Looked at in retrospect one wonders whether the unsuccessful 1997 attempt to broker a settlement in Zaire did not generate a degree of disillusionment with the softly-softly diplomatic approach.

But as late as last month, South Africa was pressing for a political solution to renewed troubles in the Democratic Republic of Congo (DRC), as Zaire was renamed, where President Kabila's fledging government faced a serious challenge from a major proportion of the very alliance which brought him to power.

But Mr Mandela found himself at odds with President Robert Mugabe of Zimbabwe, who championed a military solution in support of Mr Kabila's government. Mr Mugabe went further: he used his chairman of the security committee of the Southern African Development Community (SADC) to orchestrate military support for Mr Kabila from Zimbabwe, Angola and Namibia.

To the surprise of most observers, President Mandela appeared to back down during the Non-Aligned Movement's conference in Durban at the beginning of September, admitting that it was perfectly admissible for one country to intervene in the affairs of another at the request of the government. Later during the same month at the end of its conference in Mauritius, SADC formally endorsed the intervention by Zimbabwe, Angola and Namibia in the DRC.

That seemed to set the scene for intervention of South Africa in Lesotho, where supporters of the three main opposition parties were reducing the country to a state of ungovernability. Faced with mounting protests, including a mutiny by pro-opposition junior officers in the army, Prime Minister Pakalitha Mosisili lost control of the situation. Unable to halt the protest he appealed to South Africa to intervene militarily.
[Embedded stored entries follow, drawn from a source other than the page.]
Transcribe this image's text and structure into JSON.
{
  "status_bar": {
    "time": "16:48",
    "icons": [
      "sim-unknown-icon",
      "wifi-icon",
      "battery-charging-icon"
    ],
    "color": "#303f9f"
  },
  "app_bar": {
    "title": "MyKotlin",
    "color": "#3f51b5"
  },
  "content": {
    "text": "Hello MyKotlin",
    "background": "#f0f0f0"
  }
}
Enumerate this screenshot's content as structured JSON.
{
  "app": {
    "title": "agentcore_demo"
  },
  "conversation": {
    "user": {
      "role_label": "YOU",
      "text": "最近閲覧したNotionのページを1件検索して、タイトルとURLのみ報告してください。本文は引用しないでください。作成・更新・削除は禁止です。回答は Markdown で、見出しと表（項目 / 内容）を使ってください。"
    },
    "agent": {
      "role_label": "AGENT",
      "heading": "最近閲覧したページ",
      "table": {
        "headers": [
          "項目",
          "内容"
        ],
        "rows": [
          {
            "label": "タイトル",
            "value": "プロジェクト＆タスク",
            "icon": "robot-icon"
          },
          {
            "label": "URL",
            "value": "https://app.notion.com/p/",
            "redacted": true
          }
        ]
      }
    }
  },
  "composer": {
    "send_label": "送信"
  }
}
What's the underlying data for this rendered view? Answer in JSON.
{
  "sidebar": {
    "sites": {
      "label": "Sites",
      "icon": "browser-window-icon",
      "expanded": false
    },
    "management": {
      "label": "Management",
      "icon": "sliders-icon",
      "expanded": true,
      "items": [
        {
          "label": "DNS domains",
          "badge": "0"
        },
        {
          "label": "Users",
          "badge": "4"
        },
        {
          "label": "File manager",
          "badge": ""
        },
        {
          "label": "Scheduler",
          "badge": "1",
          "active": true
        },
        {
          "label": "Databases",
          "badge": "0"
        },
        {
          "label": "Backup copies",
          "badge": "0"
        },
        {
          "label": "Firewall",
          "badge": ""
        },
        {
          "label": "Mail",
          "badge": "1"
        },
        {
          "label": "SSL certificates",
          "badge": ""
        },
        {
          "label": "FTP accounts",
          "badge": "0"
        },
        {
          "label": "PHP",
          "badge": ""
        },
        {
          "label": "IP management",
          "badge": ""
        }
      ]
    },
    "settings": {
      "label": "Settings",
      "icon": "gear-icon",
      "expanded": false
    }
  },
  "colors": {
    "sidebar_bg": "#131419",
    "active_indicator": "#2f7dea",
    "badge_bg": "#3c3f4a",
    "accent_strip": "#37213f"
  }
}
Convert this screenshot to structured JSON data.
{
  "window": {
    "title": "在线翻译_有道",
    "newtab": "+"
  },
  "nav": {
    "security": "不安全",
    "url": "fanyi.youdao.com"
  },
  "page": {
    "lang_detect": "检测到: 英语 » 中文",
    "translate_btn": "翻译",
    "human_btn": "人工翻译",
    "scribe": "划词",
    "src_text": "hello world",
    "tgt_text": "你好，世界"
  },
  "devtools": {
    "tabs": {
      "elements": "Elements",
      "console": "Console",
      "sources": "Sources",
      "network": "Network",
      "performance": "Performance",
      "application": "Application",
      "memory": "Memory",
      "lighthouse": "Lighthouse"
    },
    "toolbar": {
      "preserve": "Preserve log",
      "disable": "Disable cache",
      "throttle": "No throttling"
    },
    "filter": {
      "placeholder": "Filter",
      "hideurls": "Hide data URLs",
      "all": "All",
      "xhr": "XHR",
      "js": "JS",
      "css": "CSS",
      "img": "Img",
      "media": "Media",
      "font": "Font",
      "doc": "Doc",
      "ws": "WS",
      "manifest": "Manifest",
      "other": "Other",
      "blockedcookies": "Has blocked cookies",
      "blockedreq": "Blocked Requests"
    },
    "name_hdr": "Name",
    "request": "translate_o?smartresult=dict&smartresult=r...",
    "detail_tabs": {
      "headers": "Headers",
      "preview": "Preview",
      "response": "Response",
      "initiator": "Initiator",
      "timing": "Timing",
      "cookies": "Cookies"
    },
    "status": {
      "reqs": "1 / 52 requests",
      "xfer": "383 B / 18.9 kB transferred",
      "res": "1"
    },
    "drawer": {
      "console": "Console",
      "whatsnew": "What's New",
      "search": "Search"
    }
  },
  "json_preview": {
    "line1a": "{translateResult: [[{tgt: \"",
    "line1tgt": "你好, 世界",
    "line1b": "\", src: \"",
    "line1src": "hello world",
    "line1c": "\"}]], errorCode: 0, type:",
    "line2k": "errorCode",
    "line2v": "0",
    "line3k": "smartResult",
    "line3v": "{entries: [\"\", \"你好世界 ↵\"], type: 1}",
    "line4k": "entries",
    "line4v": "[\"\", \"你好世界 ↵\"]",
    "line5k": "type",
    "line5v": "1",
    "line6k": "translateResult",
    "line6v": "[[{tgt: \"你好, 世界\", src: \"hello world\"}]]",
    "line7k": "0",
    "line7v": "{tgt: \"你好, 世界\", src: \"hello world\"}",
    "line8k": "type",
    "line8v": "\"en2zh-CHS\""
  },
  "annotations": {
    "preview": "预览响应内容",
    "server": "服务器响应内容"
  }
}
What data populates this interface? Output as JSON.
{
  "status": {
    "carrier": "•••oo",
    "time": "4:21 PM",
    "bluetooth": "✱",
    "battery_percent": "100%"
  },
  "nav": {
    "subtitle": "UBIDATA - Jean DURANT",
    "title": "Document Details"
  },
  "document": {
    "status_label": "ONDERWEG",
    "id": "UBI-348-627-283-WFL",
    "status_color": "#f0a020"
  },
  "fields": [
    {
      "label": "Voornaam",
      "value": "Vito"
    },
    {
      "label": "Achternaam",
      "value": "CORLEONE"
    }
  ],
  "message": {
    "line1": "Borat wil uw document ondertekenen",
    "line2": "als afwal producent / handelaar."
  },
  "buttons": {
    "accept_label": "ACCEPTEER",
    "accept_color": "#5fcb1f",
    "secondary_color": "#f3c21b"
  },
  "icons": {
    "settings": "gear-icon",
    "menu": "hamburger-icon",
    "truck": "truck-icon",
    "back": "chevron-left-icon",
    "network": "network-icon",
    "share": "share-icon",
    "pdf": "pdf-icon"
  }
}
South Africa, assisted by Botswana, intervened under the aegis of SADC and after two days took control of Maseru.

Standing back, it is clear that South Africa's intervention has seriously eroded Lesotho's already precarious sovereignty. That sovereignty is already under siege by a combination of geographic, demographic and economic forces.

Lesotho, situated in an enclave surrounded by South Africa, is almost totally dependent on South Africa economically.

Outside its numerically small and squabbling political elite, the sense of nationhood is weak. A study by the Helen Suzman Foundation refers to a "crisis of nation sovereignty" in Lesotho, particularly among the poorer and less educated members of the community.

From the South African side of the border, another kind of pressure is threatening Lesotho's sovereignty: the belief that its incorporation is inevitable and even desirable. Significantly the Congress of South African Trade Unions, an ally of the ANC's with thousands of members drawn from Lesotho citizens working in the mines, has voted in favour of a resolution calling for unification between South Africa and Lesotho.

Lesotho's elite are their own worst enemies. Every time they cannot resolve their disputes - as was the case in 1994 and again in the past three months - South Africa intervenes with perilous consequences to Lesotho's sovereignty.